After a push, confirm a product is actually serving — not just that the commit
compiled — with product status. It returns lifecycle, the latest release
version, the latest deployment run, and a derived live boolean (ACTIVE + a real
release applied + the edge serving the snapshot).
farthershore product status croncloud --format json
{
"id": "prod_...",
"status": "ACTIVE",
"latestReleaseVersion": "v1.2.0",
"live": true,
"latestDeployment": {
"id": "dep_...",
"status": "SUCCEEDED",
"edgePublishStatus": "SUCCEEDED",
"createdAt": "2026-06-24T17:40:11.000Z"
}
}
live: true is the only signal that means "subscribers are hitting the new
snapshot." A SUCCEEDED build with live: false means the manifest validated
but the edge has not published it (a DRAFT product, or a deferred economic
change).
product publish deploys the current spec live and cuts a versioned vX.Y.Z
release with an auto-derived semver bump.

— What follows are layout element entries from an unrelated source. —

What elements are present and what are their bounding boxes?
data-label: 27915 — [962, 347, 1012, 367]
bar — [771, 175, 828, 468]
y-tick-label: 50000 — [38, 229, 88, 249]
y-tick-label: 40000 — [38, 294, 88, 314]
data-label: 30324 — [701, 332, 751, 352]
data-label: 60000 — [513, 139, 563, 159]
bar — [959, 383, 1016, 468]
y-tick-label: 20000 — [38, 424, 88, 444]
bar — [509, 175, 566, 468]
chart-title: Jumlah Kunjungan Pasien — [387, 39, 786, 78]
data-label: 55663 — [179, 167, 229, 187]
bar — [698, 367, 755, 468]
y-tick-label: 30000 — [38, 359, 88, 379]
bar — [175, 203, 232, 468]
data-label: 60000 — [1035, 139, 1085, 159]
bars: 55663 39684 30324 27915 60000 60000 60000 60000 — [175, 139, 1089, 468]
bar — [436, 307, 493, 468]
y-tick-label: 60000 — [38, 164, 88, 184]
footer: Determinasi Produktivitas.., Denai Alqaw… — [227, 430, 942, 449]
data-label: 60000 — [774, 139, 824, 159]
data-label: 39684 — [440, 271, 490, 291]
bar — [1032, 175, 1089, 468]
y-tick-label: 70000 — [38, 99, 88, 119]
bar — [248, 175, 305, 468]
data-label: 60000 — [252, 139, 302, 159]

It is the path for the deferred
economic changes above.
# Auto-derive the bump from the change and cut the release.
farthershore product publish croncloud --format json
# Preview the computed bump + reasons without cutting a tag.

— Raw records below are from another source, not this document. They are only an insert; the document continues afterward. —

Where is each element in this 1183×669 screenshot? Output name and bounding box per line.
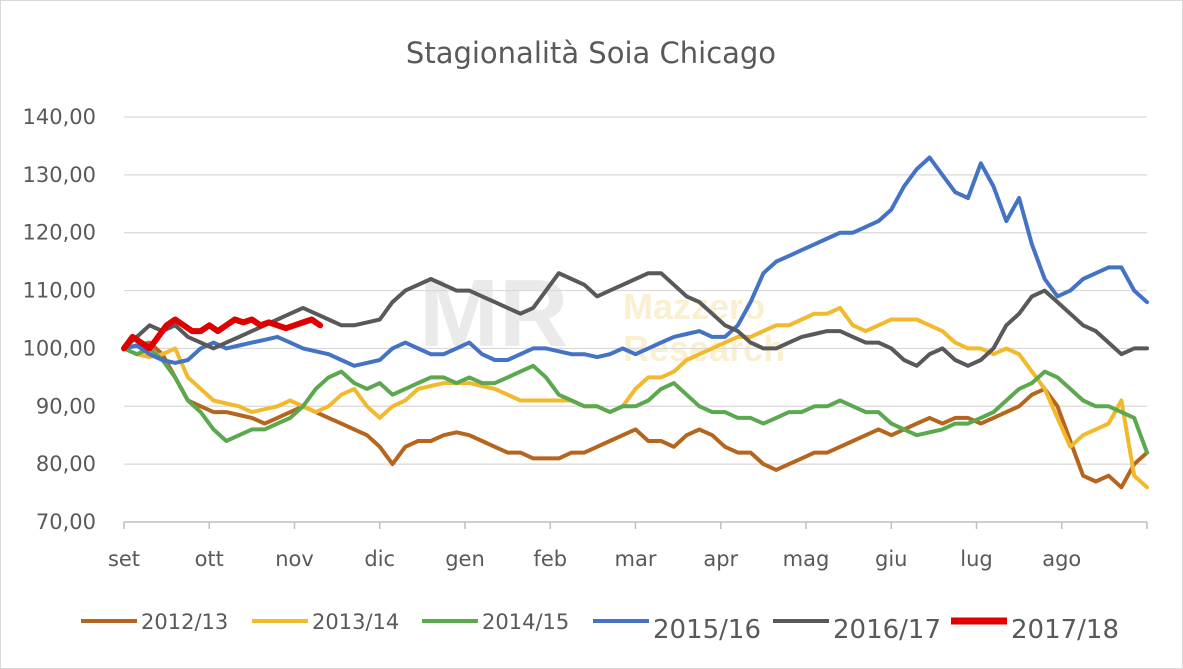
x-tick-label: feb	[533, 547, 567, 571]
series-line	[122, 155, 1149, 368]
x-tick-label: ago	[1042, 547, 1081, 571]
y-tick-label: 100,00	[23, 336, 96, 360]
x-tick-label: nov	[275, 547, 314, 571]
x-tick-label: apr	[703, 547, 738, 571]
chart-title: Stagionalità Soia Chicago	[406, 36, 776, 70]
x-tick-label: lug	[960, 547, 992, 571]
series-group	[121, 155, 1149, 490]
y-tick-label: 110,00	[23, 279, 96, 303]
y-tick-label: 70,00	[36, 510, 96, 534]
watermark-line1: Mazzero	[623, 286, 765, 327]
x-tick-label: dic	[364, 547, 395, 571]
legend-label: 2013/14	[312, 610, 399, 634]
legend-label: 2014/15	[482, 610, 569, 634]
y-tick-label: 120,00	[23, 221, 96, 245]
y-tick-label: 130,00	[23, 163, 96, 187]
legend: 2012/13 2013/14 2014/15 2015/16 2016/17 2017/…	[81, 610, 1119, 645]
series-line	[122, 305, 1149, 490]
x-tick-label: ott	[195, 547, 224, 571]
y-tick-label: 90,00	[36, 394, 96, 418]
x-tick-label: mag	[783, 547, 830, 571]
x-tick-label: set	[108, 547, 140, 571]
y-tick-label: 80,00	[36, 452, 96, 476]
watermark-logo: MR	[419, 260, 568, 367]
legend-label: 2012/13	[141, 610, 228, 634]
y-axis: 70,00 80,00 90,00 100,00 110,00 120,00 130,00 1…	[23, 105, 96, 534]
x-tick-label: gen	[445, 547, 485, 571]
x-axis: set ott nov dic gen feb mar apr mag giu lug ago	[108, 521, 1148, 571]
series-line	[121, 316, 324, 352]
series-line	[122, 271, 1149, 368]
legend-label: 2017/18	[1011, 615, 1119, 645]
legend-label: 2015/16	[653, 615, 761, 645]
x-tick-label: giu	[875, 547, 907, 571]
watermark: MR Mazzero Research	[419, 260, 785, 369]
y-tick-label: 140,00	[23, 105, 96, 129]
series-line	[122, 346, 1149, 455]
legend-label: 2016/17	[833, 615, 941, 645]
x-tick-label: mar	[615, 547, 657, 571]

farthershore product publish croncloud --dry-run --format json
# Force a bump, or pin the exact next tag.
farthershore product publish croncloud --bump minor --format json
farthershore product publish croncloud --version v2.0.0 --format json
A breaking (blocking-risk) change is refused unless you pass --accept-breaking.
Publish enforces the same go-live gates as the dashboard: at least one plan, an
origin, and a verified Stripe connection (clear STRIPE_NOT_CONNECTED /
STRIPE_NOT_VERIFIED / BILLING_TAX_NOT_ENROLLED remediation is printed).
FartherShore posts checks on the commit so apply status lives where you push. Check names double as commit-status contexts, so branch-protection required checks match even when the GitHub App lacks the Checks permission and the platform degrades to a commit status.
| Check | Posted on | Reports |
|---|---|---|
farthershore/validate | PR commits | Manifest validation (Build IR + Compile) for the proposed change. |
farthershore/build | Pushed/released commits | The Product SDK build — the product/ build that produces the deterministic Manifest IR. |
farthershore/apply | Pushed/released commits | The full apply timeline — Build IR → Compile → Accept → Apply to edge (→ Stripe). |
farthershore/frontend | Pushed/released commits | The portal (frontend) build — the frontend/ build that renders a custom portal. Only fires when a frontend build actually runs. |
Checks are feedback, never control flow: a GitHub or platform hiccup is logged and swallowed, and never blocks the apply itself.